‘I am totally underdressed,’ Jo hissed the moment the fawning concierge had left them alone. ‘All those women look as if they’ve just come off a catwalk.’
‘You look beautiful,’ he said simply, his eyes taking in every inch of her. Again.
There was nothing wrong with looking. Nothing at all.
‘And don’t forget I’m a prince of this island. I could wear a sack and my guest a binliner and I’d still be treated like royalty.’
‘You are royalty,’ she said with a mock scowl, although her cheeks heightened with colour at his compliment.
‘Exactly. My presence gives the place a certain cache. It’s a secret club for the filthy rich—playboys and billionaires who moor their yachts in our harbour and like to dine and play somewhere elusive and exclusive.’
‘You like to come here?’ she asked doubtfully, as if she knew of his disdain for these people whose lives were consumed with money: how to make it and how to spend it.
‘If I were to take you anywhere else our picture would be all over the press by morning.’ He gave a rueful shrug. ‘I can always take you to Talos’s boxing gym, if you would prefer?’

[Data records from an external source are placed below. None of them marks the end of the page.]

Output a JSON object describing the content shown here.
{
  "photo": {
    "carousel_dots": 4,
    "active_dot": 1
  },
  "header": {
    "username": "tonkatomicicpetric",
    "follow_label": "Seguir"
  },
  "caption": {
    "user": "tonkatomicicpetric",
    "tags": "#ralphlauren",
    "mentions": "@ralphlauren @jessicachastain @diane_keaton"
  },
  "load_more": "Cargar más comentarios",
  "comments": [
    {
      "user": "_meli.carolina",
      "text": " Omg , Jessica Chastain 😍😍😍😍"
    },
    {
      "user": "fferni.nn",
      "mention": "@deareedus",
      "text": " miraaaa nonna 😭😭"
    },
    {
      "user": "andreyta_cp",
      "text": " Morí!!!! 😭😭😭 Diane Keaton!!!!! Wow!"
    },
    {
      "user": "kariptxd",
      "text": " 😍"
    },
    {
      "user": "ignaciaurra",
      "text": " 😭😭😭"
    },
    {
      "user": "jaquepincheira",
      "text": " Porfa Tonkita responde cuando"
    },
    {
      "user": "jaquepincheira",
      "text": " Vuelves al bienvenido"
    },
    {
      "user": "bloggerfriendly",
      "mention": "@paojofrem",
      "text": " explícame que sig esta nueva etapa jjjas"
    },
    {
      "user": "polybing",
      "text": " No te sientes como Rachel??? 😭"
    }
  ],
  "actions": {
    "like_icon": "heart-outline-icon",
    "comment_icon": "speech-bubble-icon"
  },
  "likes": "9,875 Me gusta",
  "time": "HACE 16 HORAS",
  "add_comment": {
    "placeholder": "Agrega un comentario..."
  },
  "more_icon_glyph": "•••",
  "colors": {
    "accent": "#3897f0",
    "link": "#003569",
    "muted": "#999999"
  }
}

She raised her pretty red-brown eyebrows.
‘And here you get to see my island.’
‘Do I?’
‘If you look, you’ll see this is the best view in the whole of Agon.’
He’d ensured she had the best seat at the table—one that looked out from the mountain over the villages and towns dotted in the distance, towards the palace in the thickets of trees on the adjacent mountain and the dark blue of the Mediterranean, where the sun blinked its last goodnight. In a couple of hours the moon would be high enough to illuminate the whole island. It was a sight he wanted her to see.
It gave him enormous satisfaction to see she hadn’t paid the blindest bit of attention to the view. Since they’d been seated she’d only had eyes for him.
He pointed. ‘Do you see that high, rocky mountain in the distance?’
She nodded.
‘When we were teenagers, my brothers and I would have races to the top.’
‘You were allowed?’
‘Of course. Within the palace walls we were expected to behave like princes, but outside we were expected to be fighting fit.’
‘And who would win?’
‘Normally Talos. Helios and I were so intent on beating each other we always forgot what a mountain Talos was himself. We’d get to the top and find him already there.’ He smiled at the memories.
Jo squinted as she took it all in, her features softening. She nodded in the direction of the palace. ‘Is that the maze all lit up?’
‘It is,’ he confirmed. ‘There must be a group doing an evening tour—there are night lights embedded in the hedges to light the way for them.’
She gave a sigh of wonder. ‘I bet that’s a fabulous experience. Your maze is huge—much bigger than the one at Hampton Court Palace. I got lost in that on a school trip when I was twelve.’
Her delight at the recollection of being lost in a maze made her whole face light up, whilst the mention of the British palace sparked a memory of his own. ‘Aren’t you distantly related to your royal family?’
Surprise ringed her blue-grey eyes. ‘How can you remember that?’
‘I have an excellent memory.’
The truth was his memories of those last few days on Illya were becoming clearer. The hazy details were crystallising.
The night after he’d evicted those Americans from Marin’s Bar for their ill-treatment of her, he’d gone back there with his Scandinavian friends and invited Jo and her friends to join them again. Conversation had turned to everyone having to say one interesting fact about themselves. Jo’s had been that she was distantly related to the British royal family. She’d found it so amusing that she’d burst into laughter.
It had been the first time he’d heard or seen her laugh—usually she was so shy. Her whole face had lit up, just as it was doing now. It had been the first time he’d noticed what a pretty face she had. It had been such a transformation that his interest had been well and truly piqued. He’d spent the rest of the evening talking to her, enchanted by this shy young woman who, once she got going, became witty and talkative.
Talking to her had been like bathing in a clear, sun-drenched lake after months of soaking in the salty sea. He remembered how torn she’d looked when her friends had said they wanted to return to their chalet. How disappointed he’d been when she’d got up from the table and wished him goodnight.